Ela acordou sentindo as lambidas de um cachorro em seu rosto. Demorou alguns instantes para perceber que não estava mais naquela instituição maldita e que estava viva. Sentou-se no chão. Parecia estar na beira de uma estrada e o sol estava nascendo. Olhou para o cachorro, que se afastou quando ela se mexeu. Ele estava lambendo o sangue seco de seu rosto.

Não sentia dor, e era estranho aquilo. Deveria estar toda dolorida pela corrida, pelo pulo, pela tensão. Olhou para os próprios pés e viu que todas as feridas e cortes ainda estavam ali, coagulados, mas estavam. Apertou o pé, com curiosidade. Ainda não sentia dor. Ela riu. E riu mais e mais, descontrolada. O próprio cachorro se assustou com a risada enlouquecida da jovem, fugindo de perto dela, ganindo.

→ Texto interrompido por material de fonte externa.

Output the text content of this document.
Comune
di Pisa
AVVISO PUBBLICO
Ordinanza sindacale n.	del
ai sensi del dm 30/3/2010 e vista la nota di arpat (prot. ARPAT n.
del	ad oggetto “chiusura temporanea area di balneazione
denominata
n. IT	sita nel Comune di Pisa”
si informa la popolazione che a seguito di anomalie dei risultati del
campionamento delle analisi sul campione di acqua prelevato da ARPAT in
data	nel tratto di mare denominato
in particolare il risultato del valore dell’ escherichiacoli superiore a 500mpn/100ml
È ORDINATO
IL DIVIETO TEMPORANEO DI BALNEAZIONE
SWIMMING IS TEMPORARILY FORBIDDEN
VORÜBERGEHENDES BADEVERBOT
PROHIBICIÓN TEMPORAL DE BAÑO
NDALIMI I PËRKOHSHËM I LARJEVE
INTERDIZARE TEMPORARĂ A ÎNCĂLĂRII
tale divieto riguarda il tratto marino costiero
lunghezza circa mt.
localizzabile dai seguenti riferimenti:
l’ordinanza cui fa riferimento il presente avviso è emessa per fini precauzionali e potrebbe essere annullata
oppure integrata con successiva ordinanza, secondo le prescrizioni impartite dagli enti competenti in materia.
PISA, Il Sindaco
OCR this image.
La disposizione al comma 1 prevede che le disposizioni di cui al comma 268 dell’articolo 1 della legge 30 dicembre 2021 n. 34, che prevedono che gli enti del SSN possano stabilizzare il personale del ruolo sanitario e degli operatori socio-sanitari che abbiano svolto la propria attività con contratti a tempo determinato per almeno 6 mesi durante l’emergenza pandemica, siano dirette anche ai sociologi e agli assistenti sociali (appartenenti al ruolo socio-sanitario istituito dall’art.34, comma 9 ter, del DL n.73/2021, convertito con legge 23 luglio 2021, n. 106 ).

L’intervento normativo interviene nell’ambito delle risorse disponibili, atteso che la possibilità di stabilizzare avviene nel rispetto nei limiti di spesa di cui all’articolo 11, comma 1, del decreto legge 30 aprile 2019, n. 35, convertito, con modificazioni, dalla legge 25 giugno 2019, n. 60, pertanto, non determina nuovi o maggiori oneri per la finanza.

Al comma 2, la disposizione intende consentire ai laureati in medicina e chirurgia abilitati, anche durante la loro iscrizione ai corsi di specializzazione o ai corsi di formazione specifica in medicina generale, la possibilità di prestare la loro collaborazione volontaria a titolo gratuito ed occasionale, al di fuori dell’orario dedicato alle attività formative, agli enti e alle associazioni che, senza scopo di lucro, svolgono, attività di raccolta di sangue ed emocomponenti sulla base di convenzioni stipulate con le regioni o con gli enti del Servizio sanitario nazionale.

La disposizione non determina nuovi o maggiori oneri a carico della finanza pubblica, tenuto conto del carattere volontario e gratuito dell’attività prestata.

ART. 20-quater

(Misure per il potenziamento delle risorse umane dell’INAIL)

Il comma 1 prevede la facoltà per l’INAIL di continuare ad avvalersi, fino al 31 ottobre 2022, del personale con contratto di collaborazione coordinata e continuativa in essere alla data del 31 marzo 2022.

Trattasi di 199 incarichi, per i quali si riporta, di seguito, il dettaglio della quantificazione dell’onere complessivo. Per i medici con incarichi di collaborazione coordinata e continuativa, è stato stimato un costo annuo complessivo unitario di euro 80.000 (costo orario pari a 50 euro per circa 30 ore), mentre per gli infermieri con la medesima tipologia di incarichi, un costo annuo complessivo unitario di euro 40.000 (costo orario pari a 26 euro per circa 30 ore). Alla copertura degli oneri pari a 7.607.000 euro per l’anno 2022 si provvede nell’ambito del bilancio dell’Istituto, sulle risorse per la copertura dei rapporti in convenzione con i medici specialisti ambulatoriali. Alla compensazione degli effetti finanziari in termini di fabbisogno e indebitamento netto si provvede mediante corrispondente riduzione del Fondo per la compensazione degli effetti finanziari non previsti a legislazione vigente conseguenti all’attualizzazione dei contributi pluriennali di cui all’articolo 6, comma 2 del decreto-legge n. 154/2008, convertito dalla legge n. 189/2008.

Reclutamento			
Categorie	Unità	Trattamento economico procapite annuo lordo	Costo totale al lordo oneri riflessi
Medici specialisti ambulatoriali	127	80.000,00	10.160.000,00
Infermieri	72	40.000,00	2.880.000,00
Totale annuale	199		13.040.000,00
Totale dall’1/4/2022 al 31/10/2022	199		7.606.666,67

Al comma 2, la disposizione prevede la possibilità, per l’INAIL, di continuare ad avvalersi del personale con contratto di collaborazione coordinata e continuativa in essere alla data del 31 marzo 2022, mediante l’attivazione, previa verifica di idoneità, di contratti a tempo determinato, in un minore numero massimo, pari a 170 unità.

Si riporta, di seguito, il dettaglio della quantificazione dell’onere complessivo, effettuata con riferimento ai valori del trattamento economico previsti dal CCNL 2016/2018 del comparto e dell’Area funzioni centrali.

Angela riu-se muito tempo antes de se animar a levantar e procurar por ajuda, ou por algum lugar para ir. Começou a andar pela beira da estrada, sem se preocupar com eventuais carros que passavam por ela - eles também não paravam ou demonstravam interesse.

Enquanto ela andava sem rumo, uma camionete veio parando ao lado dela.

- Você está uma bagunça, moça...

Angela olhou para o motorista. Era um homem novo, bem apessoado. Estava de óculos escuros e ostentava anéis grossos em vários dos dedos.

- Devia ter me visto ontem à noite...

Ela não parou de andar, continuando seu caminho. O homem continuou a andar com a camionete ao lado dela.

- Está assim por opção, promessa, ou quer alguma ajuda?

Ela parou de andar, olhando para ele.

- Eu estou assim porque matei o diabo, fugi do inferno e agora estou na estrada de volta pra vida.

De certa forma era a mais pura verdade. Afinal de contas, para ela, Nikolai era o mais próximo do diabo que ela já havia conhecido e ela o matou com os dentes. Fugiu de um hospício tão assombroso, que era o avatar do inferno na Terra. E agora andava por uma estrada, sem rumo, mas mais viva do que jamais se sentiu em toda a existência. O homem riu, buscando um cigarro no bolso da camisa. Angela não sabia, mas ele sabia de tudo o que ela tinha passado. Conhecia a instituição em que ela estava e observara tudo através de monitores. O hospício era um laboratório. O laboratório dele.

- Você está precisando de um banho, menina... Entra, eu não vou te machucar.

Acendeu o cigarro e tirou os óculos, olhando para ela. Ele tinha olhos profundamente castanhos e bonitos, assim como seu sorriso inspirava confiança. Angela o encarou por vários instantes antes de tomar uma decisão. Por fim deu um sorriso de lado.

- Ok...

Ela abriu a porta da camionete e pôs o cinto de segurança. O homem acelerou o veículo e sumiu pela estrada.